Chez les penseurs critiques, la perspective révolutionnaire disparaît aussi du vocabulaire, tout comme le rapport à la classe ouvrière, portée disparue. En août 1983, Jean-François Lyotard rédige un « Tombeau pour l’intellectuel » et y affirme que

l’intellectuel n’existe plus, du moins au sens d’un esprit s’identifiant à un sujet doté d’une valeur universelle, décrivant, analysant de ce point de vue une situation ou une condition et prescrivant ce qui doit être fait pour que sa réalisation progresse[8].

Si le capitalisme n’est plus même nommé, c’est sa phase présente, appelée – de manière disputée – néolibéralisme qui est seul l’objet des critiques.
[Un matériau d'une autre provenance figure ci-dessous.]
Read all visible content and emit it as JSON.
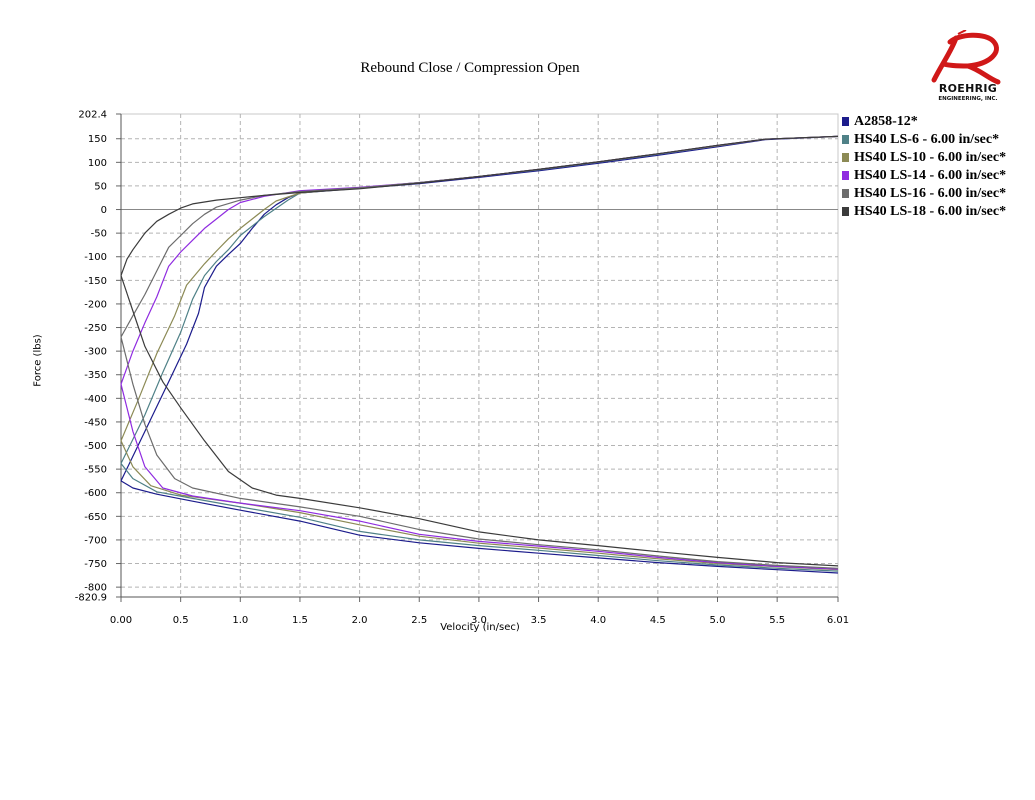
{
  "chart_data": {
    "type": "line",
    "title": "Rebound Close / Compression Open",
    "xlabel": "Velocity (in/sec)",
    "ylabel": "Force (lbs)",
    "xlim": [
      0,
      6.01
    ],
    "ylim": [
      -820.9,
      202.4
    ],
    "x_ticks": [
      "0.00",
      "0.5",
      "1.0",
      "1.5",
      "2.0",
      "2.5",
      "3.0",
      "3.5",
      "4.0",
      "4.5",
      "5.0",
      "5.5",
      "6.01"
    ],
    "y_ticks": [
      "202.4",
      "150",
      "100",
      "50",
      "0",
      "-50",
      "-100",
      "-150",
      "-200",
      "-250",
      "-300",
      "-350",
      "-400",
      "-450",
      "-500",
      "-550",
      "-600",
      "-650",
      "-700",
      "-750",
      "-800",
      "-820.9"
    ],
    "grid": true,
    "legend": "right",
    "series": [
      {
        "name": "A2858-12*",
        "color": "#1c1c8c",
        "upper": [
          [
            0,
            -575
          ],
          [
            0.2,
            -470
          ],
          [
            0.4,
            -365
          ],
          [
            0.55,
            -285
          ],
          [
            0.65,
            -220
          ],
          [
            0.7,
            -165
          ],
          [
            0.8,
            -120
          ],
          [
            0.9,
            -95
          ],
          [
            1.0,
            -72
          ],
          [
            1.1,
            -40
          ],
          [
            1.2,
            -10
          ],
          [
            1.3,
            10
          ],
          [
            1.4,
            25
          ],
          [
            1.5,
            35
          ],
          [
            2.0,
            45
          ],
          [
            2.5,
            55
          ],
          [
            3.0,
            68
          ],
          [
            3.5,
            82
          ],
          [
            4.0,
            98
          ],
          [
            4.5,
            115
          ],
          [
            5.0,
            133
          ],
          [
            5.4,
            148
          ],
          [
            6.01,
            155
          ]
        ],
        "lower": [
          [
            0,
            -575
          ],
          [
            0.1,
            -590
          ],
          [
            0.3,
            -603
          ],
          [
            0.6,
            -618
          ],
          [
            1.0,
            -637
          ],
          [
            1.5,
            -660
          ],
          [
            2.0,
            -690
          ],
          [
            2.5,
            -706
          ],
          [
            3.0,
            -718
          ],
          [
            3.5,
            -728
          ],
          [
            4.0,
            -738
          ],
          [
            4.5,
            -748
          ],
          [
            5.0,
            -756
          ],
          [
            5.5,
            -763
          ],
          [
            6.01,
            -770
          ]
        ]
      },
      {
        "name": "HS40 LS-6 - 6.00 in/sec*",
        "color": "#4f8187",
        "upper": [
          [
            0,
            -538
          ],
          [
            0.2,
            -435
          ],
          [
            0.35,
            -345
          ],
          [
            0.5,
            -260
          ],
          [
            0.6,
            -190
          ],
          [
            0.7,
            -140
          ],
          [
            0.8,
            -110
          ],
          [
            0.9,
            -85
          ],
          [
            1.0,
            -55
          ],
          [
            1.2,
            -15
          ],
          [
            1.4,
            20
          ],
          [
            1.5,
            35
          ],
          [
            2.0,
            46
          ],
          [
            2.5,
            57
          ],
          [
            3.0,
            70
          ],
          [
            3.5,
            84
          ],
          [
            4.0,
            100
          ],
          [
            4.5,
            117
          ],
          [
            5.0,
            135
          ],
          [
            5.4,
            149
          ],
          [
            6.01,
            155
          ]
        ],
        "lower": [
          [
            0,
            -538
          ],
          [
            0.1,
            -570
          ],
          [
            0.3,
            -598
          ],
          [
            0.6,
            -612
          ],
          [
            1.0,
            -630
          ],
          [
            1.5,
            -652
          ],
          [
            2.0,
            -682
          ],
          [
            2.5,
            -700
          ],
          [
            3.0,
            -712
          ],
          [
            3.5,
            -722
          ],
          [
            4.0,
            -733
          ],
          [
            4.5,
            -744
          ],
          [
            5.0,
            -753
          ],
          [
            5.5,
            -760
          ],
          [
            6.01,
            -766
          ]
        ]
      },
      {
        "name": "HS40 LS-10 - 6.00 in/sec*",
        "color": "#8c8a55",
        "upper": [
          [
            0,
            -490
          ],
          [
            0.15,
            -400
          ],
          [
            0.3,
            -305
          ],
          [
            0.45,
            -225
          ],
          [
            0.55,
            -160
          ],
          [
            0.7,
            -115
          ],
          [
            0.8,
            -88
          ],
          [
            0.9,
            -62
          ],
          [
            1.0,
            -40
          ],
          [
            1.1,
            -20
          ],
          [
            1.2,
            0
          ],
          [
            1.3,
            18
          ],
          [
            1.5,
            35
          ],
          [
            2.0,
            46
          ],
          [
            2.5,
            57
          ],
          [
            3.0,
            70
          ],
          [
            3.5,
            85
          ],
          [
            4.0,
            101
          ],
          [
            4.5,
            118
          ],
          [
            5.0,
            135
          ],
          [
            5.4,
            149
          ],
          [
            6.01,
            155
          ]
        ],
        "lower": [
          [
            0,
            -490
          ],
          [
            0.1,
            -545
          ],
          [
            0.25,
            -585
          ],
          [
            0.5,
            -605
          ],
          [
            1.0,
            -622
          ],
          [
            1.5,
            -642
          ],
          [
            2.0,
            -668
          ],
          [
            2.5,
            -692
          ],
          [
            3.0,
            -707
          ],
          [
            3.5,
            -717
          ],
          [
            4.0,
            -728
          ],
          [
            4.5,
            -740
          ],
          [
            5.0,
            -750
          ],
          [
            5.5,
            -757
          ],
          [
            6.01,
            -763
          ]
        ]
      },
      {
        "name": "HS40 LS-14 - 6.00 in/sec*",
        "color": "#8f2be0",
        "upper": [
          [
            0,
            -370
          ],
          [
            0.1,
            -300
          ],
          [
            0.2,
            -240
          ],
          [
            0.3,
            -185
          ],
          [
            0.4,
            -120
          ],
          [
            0.5,
            -90
          ],
          [
            0.6,
            -65
          ],
          [
            0.7,
            -40
          ],
          [
            0.8,
            -20
          ],
          [
            0.9,
            0
          ],
          [
            1.0,
            15
          ],
          [
            1.2,
            28
          ],
          [
            1.5,
            40
          ],
          [
            2.0,
            47
          ],
          [
            2.5,
            57
          ],
          [
            3.0,
            70
          ],
          [
            3.5,
            85
          ],
          [
            4.0,
            101
          ],
          [
            4.5,
            118
          ],
          [
            5.0,
            136
          ],
          [
            5.4,
            149
          ],
          [
            6.01,
            155
          ]
        ],
        "lower": [
          [
            0,
            -370
          ],
          [
            0.1,
            -470
          ],
          [
            0.2,
            -545
          ],
          [
            0.35,
            -590
          ],
          [
            0.6,
            -607
          ],
          [
            1.0,
            -622
          ],
          [
            1.5,
            -638
          ],
          [
            2.0,
            -660
          ],
          [
            2.5,
            -688
          ],
          [
            3.0,
            -703
          ],
          [
            3.5,
            -713
          ],
          [
            4.0,
            -724
          ],
          [
            4.5,
            -737
          ],
          [
            5.0,
            -748
          ],
          [
            5.5,
            -756
          ],
          [
            6.01,
            -762
          ]
        ]
      },
      {
        "name": "HS40 LS-16 - 6.00 in/sec*",
        "color": "#6c6c6c",
        "upper": [
          [
            0,
            -270
          ],
          [
            0.1,
            -225
          ],
          [
            0.2,
            -180
          ],
          [
            0.3,
            -130
          ],
          [
            0.4,
            -80
          ],
          [
            0.5,
            -55
          ],
          [
            0.6,
            -30
          ],
          [
            0.7,
            -10
          ],
          [
            0.8,
            5
          ],
          [
            1.0,
            20
          ],
          [
            1.2,
            30
          ],
          [
            1.5,
            38
          ],
          [
            2.0,
            46
          ],
          [
            2.5,
            57
          ],
          [
            3.0,
            70
          ],
          [
            3.5,
            85
          ],
          [
            4.0,
            101
          ],
          [
            4.5,
            118
          ],
          [
            5.0,
            136
          ],
          [
            5.4,
            149
          ],
          [
            6.01,
            155
          ]
        ],
        "lower": [
          [
            0,
            -270
          ],
          [
            0.1,
            -370
          ],
          [
            0.2,
            -455
          ],
          [
            0.3,
            -520
          ],
          [
            0.45,
            -570
          ],
          [
            0.6,
            -590
          ],
          [
            1.0,
            -612
          ],
          [
            1.5,
            -630
          ],
          [
            2.0,
            -650
          ],
          [
            2.5,
            -678
          ],
          [
            3.0,
            -698
          ],
          [
            3.5,
            -710
          ],
          [
            4.0,
            -721
          ],
          [
            4.5,
            -734
          ],
          [
            5.0,
            -746
          ],
          [
            5.5,
            -754
          ],
          [
            6.01,
            -760
          ]
        ]
      },
      {
        "name": "HS40 LS-18 - 6.00 in/sec*",
        "color": "#3b3b3b",
        "upper": [
          [
            0,
            -140
          ],
          [
            0.05,
            -105
          ],
          [
            0.1,
            -85
          ],
          [
            0.2,
            -50
          ],
          [
            0.3,
            -25
          ],
          [
            0.4,
            -10
          ],
          [
            0.5,
            3
          ],
          [
            0.6,
            12
          ],
          [
            0.8,
            20
          ],
          [
            1.0,
            25
          ],
          [
            1.2,
            30
          ],
          [
            1.5,
            36
          ],
          [
            2.0,
            44
          ],
          [
            2.5,
            56
          ],
          [
            3.0,
            70
          ],
          [
            3.5,
            85
          ],
          [
            4.0,
            101
          ],
          [
            4.5,
            118
          ],
          [
            5.0,
            136
          ],
          [
            5.4,
            149
          ],
          [
            6.01,
            155
          ]
        ],
        "lower": [
          [
            0,
            -140
          ],
          [
            0.1,
            -215
          ],
          [
            0.2,
            -290
          ],
          [
            0.35,
            -365
          ],
          [
            0.5,
            -420
          ],
          [
            0.7,
            -490
          ],
          [
            0.9,
            -555
          ],
          [
            1.1,
            -590
          ],
          [
            1.3,
            -605
          ],
          [
            1.5,
            -612
          ],
          [
            2.0,
            -632
          ],
          [
            2.5,
            -655
          ],
          [
            3.0,
            -683
          ],
          [
            3.5,
            -700
          ],
          [
            4.0,
            -712
          ],
          [
            4.5,
            -725
          ],
          [
            5.0,
            -737
          ],
          [
            5.5,
            -748
          ],
          [
            6.01,
            -755
          ]
        ]
      }
    ]
  },
  "logo": {
    "word": "ROEHRIG",
    "sub": "ENGINEERING, INC.",
    "color": "#d01818"
  }
}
Il ne s’agit plus de s’opposer à la logique même du capital, mais à la manière dont l’emprise de la marchandise grignote peu à peu tous les secteurs de la société, à l’heure de privatisations généralisées. Le temps n’est donc plus à une pensée de la transformation sociale et de l’émancipation, mais à la « résistance », signe d’une relative impuissance[9]. La pensée stratégique n’est plus de mise et le « possible » n’est plus pensé. Pierre Bourdieu en témoigne lui-même, au tout début des années 2000 :

la force des défenseurs du « modèle » dominant c’est qu’ils se présentent comme détenteurs du monopole de la vérité sur le monde social. C’est une de leurs forces. Avec l’effondrement des régimes dits communistes, cette impression de monopole est portée à sa pleine puissance. On a le sentiment qu’il n’y a pas d’alternative. Cela dit, on a trop souffert des grands modèles prophético-apocalyptiques pour être tenté de proposer quoi que ce soit de semblable[10].
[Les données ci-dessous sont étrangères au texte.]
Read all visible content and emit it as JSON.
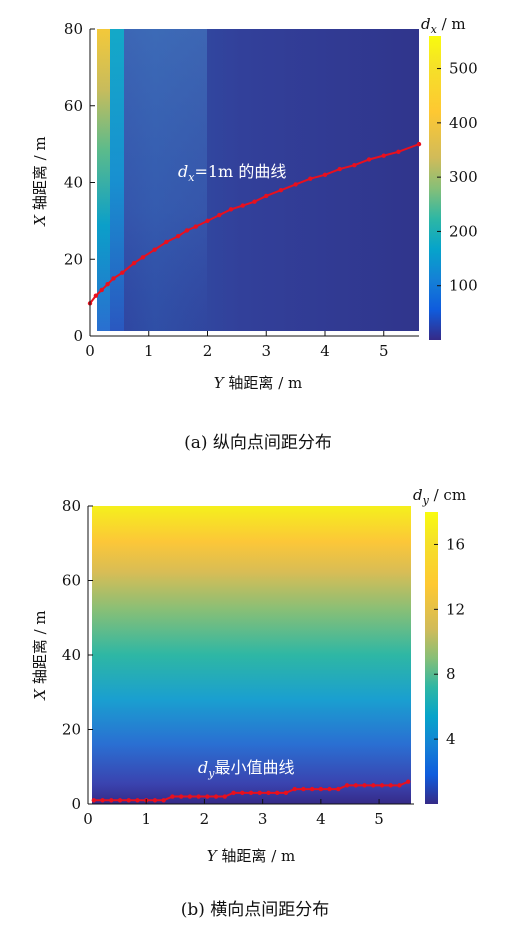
{
  "chart_data": [
    {
      "type": "heatmap",
      "caption": "(a)  纵向点间距分布",
      "xlabel_var": "Y",
      "xlabel_rest": " 轴距离 / m",
      "ylabel_var": "X",
      "ylabel_rest": " 轴距离 / m",
      "xlim": [
        0,
        5.6
      ],
      "ylim": [
        0,
        80
      ],
      "x_ticks": [
        0,
        1,
        2,
        3,
        4,
        5
      ],
      "y_ticks": [
        0,
        20,
        40,
        60,
        80
      ],
      "colorbar": {
        "label_var": "d",
        "label_sub": "x",
        "label_rest": " / m",
        "range": [
          0,
          560
        ],
        "ticks": [
          100,
          200,
          300,
          400,
          500
        ]
      },
      "annotation": {
        "var": "d",
        "sub": "x",
        "rest": "=1m 的曲线"
      },
      "curve_color": "#e8101e",
      "series": [
        {
          "x": [
            0.0,
            0.1,
            0.2,
            0.3,
            0.4,
            0.55,
            0.75,
            0.9,
            1.1,
            1.3,
            1.5,
            1.65,
            1.8,
            2.0,
            2.2,
            2.4,
            2.6,
            2.8,
            3.0,
            3.25,
            3.5,
            3.75,
            4.0,
            4.25,
            4.5,
            4.75,
            5.0,
            5.25,
            5.6
          ],
          "y": [
            8.5,
            10.5,
            12,
            13.5,
            15,
            16.5,
            19,
            20.5,
            22.5,
            24.5,
            26,
            27.5,
            28.5,
            30,
            31.5,
            33,
            34,
            35,
            36.5,
            38,
            39.5,
            41,
            42,
            43.5,
            44.5,
            46,
            47,
            48,
            50
          ]
        }
      ]
    },
    {
      "type": "heatmap",
      "caption": "(b)  横向点间距分布",
      "xlabel_var": "Y",
      "xlabel_rest": " 轴距离 / m",
      "ylabel_var": "X",
      "ylabel_rest": " 轴距离 / m",
      "xlim": [
        0,
        5.6
      ],
      "ylim": [
        0,
        80
      ],
      "x_ticks": [
        0,
        1,
        2,
        3,
        4,
        5
      ],
      "y_ticks": [
        0,
        20,
        40,
        60,
        80
      ],
      "colorbar": {
        "label_var": "d",
        "label_sub": "y",
        "label_rest": " / cm",
        "range": [
          0,
          18
        ],
        "ticks": [
          4,
          8,
          12,
          16
        ]
      },
      "annotation": {
        "var": "d",
        "sub": "y",
        "rest": "最小值曲线"
      },
      "curve_color": "#e8101e",
      "series": [
        {
          "x": [
            0.1,
            0.25,
            0.4,
            0.55,
            0.7,
            0.85,
            1.0,
            1.15,
            1.3,
            1.45,
            1.6,
            1.75,
            1.9,
            2.05,
            2.2,
            2.35,
            2.5,
            2.65,
            2.8,
            2.95,
            3.1,
            3.25,
            3.4,
            3.55,
            3.7,
            3.85,
            4.0,
            4.15,
            4.3,
            4.45,
            4.6,
            4.75,
            4.9,
            5.05,
            5.2,
            5.35,
            5.5
          ],
          "y": [
            1,
            1,
            1,
            1,
            1,
            1,
            1,
            1,
            1,
            2,
            2,
            2,
            2,
            2,
            2,
            2,
            3,
            3,
            3,
            3,
            3,
            3,
            3,
            4,
            4,
            4,
            4,
            4,
            4,
            5,
            5,
            5,
            5,
            5,
            5,
            5,
            6
          ]
        }
      ]
    }
  ]
}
Evidemment, présenté en ces termes cataclysmiques (« prophético-apocalyptiques »), tout projet apparaît comme un repoussoir. On peut y voir tout aussi bien une position d’humilité – partir des luttes quotidiennes, s’opposer aux contre-réformes, ne plus laisser faire/laisser passer – que l’aveu d’un renoncement. Dans la même conférence, datée de janvier 2000, P. Bourdieu s’en remet à l’Etat, sans le considérer comme une panacée mais en l’estimant comme « l’une des seules armes que nous ayons pour contrôler toutes sortes de fonctionnement et de processus tout à fait vitaux ». On connaît son expression « la main gauche de l’Etat »[11], associée aux services publics et, au-delà, à l’« intérêt général ». Le rapport de force et de classe qu’incarne l’Etat est un autre de ces impensés, en un temps où il faut défendre les services publics pied à pied. L’heure est donc à la défensive et non plus aux projets : il est significatif que Pierre Bourdieu voie la pensée critique comme un contre-pouvoir  et propose d’allumer des contre-feux.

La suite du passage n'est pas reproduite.